Les syndicats veulent des changements

« L'État attend comme nous une vraie stratégie. Sans cela, il n'avalisera aucune mesure », précise Jean-Marc Sovignet.

D'après Dominique Savignon, secrétaire du comité d'entreprise pour la CGT, « peu de rencontres ont eu lieu depuis mai entre l'État et la direction du groupe, mais cela veut dire qu'il est encore temps d'agir ».

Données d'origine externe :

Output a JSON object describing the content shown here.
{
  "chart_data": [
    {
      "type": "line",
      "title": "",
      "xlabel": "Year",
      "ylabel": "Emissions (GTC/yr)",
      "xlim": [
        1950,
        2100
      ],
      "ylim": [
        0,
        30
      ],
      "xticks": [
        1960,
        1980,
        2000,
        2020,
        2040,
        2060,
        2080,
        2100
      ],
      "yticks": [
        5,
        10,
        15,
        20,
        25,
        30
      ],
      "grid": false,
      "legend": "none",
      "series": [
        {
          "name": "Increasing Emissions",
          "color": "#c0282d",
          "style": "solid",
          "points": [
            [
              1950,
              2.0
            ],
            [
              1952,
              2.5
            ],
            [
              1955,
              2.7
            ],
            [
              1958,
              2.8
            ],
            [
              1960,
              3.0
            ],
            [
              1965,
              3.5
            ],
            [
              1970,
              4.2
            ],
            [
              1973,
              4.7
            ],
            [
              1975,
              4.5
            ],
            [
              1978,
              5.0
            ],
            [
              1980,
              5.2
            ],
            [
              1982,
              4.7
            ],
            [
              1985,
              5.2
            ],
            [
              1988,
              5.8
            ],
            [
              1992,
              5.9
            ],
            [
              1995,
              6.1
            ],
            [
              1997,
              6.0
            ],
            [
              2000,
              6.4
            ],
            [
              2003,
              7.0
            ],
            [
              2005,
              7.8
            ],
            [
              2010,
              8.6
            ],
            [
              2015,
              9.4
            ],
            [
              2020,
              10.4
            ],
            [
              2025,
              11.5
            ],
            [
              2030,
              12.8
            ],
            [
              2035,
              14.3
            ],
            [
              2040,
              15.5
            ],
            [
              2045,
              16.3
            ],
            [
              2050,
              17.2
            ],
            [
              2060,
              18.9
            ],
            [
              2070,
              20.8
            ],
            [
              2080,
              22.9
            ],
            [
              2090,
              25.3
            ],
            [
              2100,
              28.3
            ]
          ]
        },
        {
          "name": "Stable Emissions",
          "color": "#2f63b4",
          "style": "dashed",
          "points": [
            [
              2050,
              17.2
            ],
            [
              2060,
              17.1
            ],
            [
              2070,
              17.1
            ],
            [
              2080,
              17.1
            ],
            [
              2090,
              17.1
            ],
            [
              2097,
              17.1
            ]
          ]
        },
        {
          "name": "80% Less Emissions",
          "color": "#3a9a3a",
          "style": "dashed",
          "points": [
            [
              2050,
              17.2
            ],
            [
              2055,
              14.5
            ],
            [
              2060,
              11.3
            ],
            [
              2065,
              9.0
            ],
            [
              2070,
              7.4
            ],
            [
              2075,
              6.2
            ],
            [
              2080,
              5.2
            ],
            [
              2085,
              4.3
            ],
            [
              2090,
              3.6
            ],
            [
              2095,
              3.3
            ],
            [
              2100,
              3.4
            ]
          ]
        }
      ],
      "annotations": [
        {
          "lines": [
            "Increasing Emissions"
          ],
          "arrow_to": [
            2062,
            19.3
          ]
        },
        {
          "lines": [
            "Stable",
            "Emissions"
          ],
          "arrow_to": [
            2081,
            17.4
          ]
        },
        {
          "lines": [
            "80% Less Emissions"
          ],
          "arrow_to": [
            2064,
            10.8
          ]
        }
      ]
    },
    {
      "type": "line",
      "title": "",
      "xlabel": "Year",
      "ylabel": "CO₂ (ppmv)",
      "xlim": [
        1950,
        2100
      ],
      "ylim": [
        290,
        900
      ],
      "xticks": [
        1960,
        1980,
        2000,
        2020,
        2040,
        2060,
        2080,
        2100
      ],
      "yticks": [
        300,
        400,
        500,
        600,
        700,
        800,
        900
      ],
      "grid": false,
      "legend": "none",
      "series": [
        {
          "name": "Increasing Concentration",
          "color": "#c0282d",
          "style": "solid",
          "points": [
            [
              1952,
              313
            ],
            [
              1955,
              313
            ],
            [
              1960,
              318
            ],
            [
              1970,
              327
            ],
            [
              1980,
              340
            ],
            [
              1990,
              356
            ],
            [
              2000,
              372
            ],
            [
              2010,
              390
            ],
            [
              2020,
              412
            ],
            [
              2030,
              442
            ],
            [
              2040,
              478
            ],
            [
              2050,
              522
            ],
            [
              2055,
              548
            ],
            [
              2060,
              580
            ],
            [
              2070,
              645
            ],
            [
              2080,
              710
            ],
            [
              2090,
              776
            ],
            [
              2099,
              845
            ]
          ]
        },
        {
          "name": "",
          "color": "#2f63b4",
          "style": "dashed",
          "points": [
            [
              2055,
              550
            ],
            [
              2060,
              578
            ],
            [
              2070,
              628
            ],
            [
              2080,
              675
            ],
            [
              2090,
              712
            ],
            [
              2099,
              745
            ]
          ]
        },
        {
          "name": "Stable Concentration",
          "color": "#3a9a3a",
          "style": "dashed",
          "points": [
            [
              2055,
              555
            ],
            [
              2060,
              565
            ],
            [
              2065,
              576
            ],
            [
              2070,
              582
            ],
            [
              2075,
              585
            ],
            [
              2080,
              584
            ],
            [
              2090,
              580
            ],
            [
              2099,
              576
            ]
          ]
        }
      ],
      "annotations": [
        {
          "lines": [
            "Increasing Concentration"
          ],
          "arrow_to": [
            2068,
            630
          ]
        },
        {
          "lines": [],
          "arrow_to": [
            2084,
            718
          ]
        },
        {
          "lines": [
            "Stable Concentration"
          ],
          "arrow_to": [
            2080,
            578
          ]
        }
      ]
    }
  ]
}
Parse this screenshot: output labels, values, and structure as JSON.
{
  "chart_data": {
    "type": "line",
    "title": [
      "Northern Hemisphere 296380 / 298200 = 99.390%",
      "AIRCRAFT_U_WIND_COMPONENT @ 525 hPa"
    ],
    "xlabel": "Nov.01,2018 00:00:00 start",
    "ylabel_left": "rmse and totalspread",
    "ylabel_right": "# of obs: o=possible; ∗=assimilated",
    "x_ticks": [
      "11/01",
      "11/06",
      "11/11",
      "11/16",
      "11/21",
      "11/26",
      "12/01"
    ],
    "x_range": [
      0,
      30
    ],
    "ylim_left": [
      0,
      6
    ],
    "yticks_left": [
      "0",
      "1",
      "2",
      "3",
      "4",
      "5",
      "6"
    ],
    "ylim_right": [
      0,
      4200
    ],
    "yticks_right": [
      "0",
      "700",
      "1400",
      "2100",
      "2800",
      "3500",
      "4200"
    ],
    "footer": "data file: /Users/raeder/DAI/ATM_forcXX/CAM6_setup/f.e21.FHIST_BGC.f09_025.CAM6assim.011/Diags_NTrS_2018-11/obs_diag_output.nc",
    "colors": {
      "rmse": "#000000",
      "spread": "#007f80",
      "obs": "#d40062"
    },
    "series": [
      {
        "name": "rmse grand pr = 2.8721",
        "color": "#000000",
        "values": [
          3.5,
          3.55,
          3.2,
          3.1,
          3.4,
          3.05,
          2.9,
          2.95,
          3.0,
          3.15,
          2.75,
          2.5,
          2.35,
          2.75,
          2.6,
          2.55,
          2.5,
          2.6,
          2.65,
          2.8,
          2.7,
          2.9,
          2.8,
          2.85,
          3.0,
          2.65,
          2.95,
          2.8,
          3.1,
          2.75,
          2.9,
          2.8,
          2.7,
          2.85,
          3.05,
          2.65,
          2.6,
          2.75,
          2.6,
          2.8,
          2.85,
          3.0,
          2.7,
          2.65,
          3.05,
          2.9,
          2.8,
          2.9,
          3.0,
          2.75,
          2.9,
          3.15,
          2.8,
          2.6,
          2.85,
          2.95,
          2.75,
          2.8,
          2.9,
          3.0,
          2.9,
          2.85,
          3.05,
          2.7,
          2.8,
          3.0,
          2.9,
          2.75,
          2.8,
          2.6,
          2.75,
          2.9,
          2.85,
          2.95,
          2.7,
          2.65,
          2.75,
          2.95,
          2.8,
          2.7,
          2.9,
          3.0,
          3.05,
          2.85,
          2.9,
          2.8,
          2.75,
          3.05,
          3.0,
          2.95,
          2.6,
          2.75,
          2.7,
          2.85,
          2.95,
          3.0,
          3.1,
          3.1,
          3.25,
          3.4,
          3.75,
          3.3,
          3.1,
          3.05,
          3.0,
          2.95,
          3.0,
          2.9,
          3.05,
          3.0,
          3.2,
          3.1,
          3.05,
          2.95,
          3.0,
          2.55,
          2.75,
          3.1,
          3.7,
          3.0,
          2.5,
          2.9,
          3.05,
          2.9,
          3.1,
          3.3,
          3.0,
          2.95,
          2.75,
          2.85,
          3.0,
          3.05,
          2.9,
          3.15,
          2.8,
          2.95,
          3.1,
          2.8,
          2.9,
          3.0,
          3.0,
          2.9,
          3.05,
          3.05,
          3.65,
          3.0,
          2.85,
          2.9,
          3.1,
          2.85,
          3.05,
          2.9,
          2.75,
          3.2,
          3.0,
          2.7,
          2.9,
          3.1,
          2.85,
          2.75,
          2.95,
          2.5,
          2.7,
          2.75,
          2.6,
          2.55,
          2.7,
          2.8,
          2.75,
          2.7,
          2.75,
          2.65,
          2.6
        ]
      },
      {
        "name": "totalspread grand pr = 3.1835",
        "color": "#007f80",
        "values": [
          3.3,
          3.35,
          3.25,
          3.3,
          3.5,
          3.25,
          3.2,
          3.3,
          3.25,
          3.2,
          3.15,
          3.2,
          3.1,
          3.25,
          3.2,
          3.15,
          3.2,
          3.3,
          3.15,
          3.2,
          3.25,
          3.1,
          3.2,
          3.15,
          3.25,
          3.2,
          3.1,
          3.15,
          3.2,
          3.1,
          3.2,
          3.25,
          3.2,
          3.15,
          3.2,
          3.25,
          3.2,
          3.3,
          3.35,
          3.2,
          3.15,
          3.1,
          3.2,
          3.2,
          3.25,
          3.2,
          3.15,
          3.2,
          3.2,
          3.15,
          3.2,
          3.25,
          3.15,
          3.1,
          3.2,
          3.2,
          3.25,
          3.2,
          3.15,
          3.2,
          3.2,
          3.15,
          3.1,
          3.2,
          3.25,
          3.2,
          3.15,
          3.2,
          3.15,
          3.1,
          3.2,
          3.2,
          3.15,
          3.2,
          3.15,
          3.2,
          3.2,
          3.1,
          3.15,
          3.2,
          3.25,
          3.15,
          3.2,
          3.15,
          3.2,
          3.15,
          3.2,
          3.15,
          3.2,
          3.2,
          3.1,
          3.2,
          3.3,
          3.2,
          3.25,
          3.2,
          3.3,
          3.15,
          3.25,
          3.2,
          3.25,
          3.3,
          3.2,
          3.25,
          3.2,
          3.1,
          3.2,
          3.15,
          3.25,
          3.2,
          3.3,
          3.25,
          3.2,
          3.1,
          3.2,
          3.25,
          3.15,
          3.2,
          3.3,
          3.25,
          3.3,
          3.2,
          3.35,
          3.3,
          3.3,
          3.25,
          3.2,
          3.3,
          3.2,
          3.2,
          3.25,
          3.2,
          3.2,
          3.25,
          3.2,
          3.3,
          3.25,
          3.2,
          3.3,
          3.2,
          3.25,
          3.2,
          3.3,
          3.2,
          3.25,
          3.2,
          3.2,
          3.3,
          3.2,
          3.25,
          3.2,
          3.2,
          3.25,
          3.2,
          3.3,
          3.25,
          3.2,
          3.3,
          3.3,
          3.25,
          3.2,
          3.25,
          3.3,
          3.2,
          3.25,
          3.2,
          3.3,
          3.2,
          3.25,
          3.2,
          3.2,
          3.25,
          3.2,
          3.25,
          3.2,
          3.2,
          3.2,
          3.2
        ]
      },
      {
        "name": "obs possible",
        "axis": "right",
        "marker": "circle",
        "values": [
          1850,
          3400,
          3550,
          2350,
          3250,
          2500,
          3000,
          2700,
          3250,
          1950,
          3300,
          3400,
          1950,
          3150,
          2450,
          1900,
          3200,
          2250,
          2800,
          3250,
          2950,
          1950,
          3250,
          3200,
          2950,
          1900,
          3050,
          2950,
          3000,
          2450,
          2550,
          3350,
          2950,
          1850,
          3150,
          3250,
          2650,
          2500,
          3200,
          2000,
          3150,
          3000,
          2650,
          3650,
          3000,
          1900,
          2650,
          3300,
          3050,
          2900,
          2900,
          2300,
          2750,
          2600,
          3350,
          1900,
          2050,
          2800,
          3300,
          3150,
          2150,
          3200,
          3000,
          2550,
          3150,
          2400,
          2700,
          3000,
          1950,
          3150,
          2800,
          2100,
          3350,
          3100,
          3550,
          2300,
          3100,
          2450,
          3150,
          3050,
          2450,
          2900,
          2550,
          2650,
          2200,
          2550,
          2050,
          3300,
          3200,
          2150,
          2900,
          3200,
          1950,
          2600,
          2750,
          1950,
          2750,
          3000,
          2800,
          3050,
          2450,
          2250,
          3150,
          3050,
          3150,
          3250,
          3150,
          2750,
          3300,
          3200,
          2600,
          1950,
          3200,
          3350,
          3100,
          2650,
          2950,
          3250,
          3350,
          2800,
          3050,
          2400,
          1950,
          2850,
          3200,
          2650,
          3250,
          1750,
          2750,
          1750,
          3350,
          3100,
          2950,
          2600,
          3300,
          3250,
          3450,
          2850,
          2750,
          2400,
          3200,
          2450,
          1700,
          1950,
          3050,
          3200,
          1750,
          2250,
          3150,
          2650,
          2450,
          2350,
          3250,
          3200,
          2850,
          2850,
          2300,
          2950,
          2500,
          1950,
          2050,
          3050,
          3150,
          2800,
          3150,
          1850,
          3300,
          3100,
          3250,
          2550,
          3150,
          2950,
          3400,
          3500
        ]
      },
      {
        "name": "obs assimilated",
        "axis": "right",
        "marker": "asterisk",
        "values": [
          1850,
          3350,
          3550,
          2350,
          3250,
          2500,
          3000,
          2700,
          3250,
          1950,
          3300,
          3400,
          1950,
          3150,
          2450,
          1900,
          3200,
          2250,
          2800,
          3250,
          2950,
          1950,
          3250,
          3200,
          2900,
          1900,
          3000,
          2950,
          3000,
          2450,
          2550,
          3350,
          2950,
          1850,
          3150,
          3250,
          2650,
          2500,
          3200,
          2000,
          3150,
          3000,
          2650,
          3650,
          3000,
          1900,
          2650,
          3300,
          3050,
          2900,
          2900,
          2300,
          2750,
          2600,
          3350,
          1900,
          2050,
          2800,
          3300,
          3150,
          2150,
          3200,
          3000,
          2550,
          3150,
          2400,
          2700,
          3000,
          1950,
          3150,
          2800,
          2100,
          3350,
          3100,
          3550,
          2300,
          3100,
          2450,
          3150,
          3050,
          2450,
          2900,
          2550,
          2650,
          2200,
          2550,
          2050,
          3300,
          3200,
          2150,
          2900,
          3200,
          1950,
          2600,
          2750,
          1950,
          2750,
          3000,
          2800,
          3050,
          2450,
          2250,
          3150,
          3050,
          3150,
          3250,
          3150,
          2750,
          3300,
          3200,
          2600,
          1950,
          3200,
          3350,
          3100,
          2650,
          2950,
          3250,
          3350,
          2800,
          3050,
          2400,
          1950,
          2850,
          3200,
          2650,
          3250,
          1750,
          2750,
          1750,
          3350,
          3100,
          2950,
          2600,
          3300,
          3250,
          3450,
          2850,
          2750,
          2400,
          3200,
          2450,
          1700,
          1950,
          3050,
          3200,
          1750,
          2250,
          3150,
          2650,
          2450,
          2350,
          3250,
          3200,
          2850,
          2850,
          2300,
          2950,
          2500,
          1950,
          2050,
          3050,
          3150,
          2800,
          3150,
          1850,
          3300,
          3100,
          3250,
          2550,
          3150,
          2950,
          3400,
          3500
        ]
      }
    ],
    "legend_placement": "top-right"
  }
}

Dans l'attente des résultats trimestriels du groupe qui seront publiés fin octobre, le Comité central d'entreprise (CCE) de ST a déclenché en mai dernier son droit d'alerte, saisissant ainsi un cabinet d'expertise qui sera chargé « d'étudier d'ici octobre toutes les options et alternatives à la fin de certaines activités numériques afin d'éviter une casse sociale », annonce Jean-Marc Sovignet. Ces propositions seront ensuite remises au conseil d'administration de STMicroelectronics et à l'État, afin de servir de base de discussions.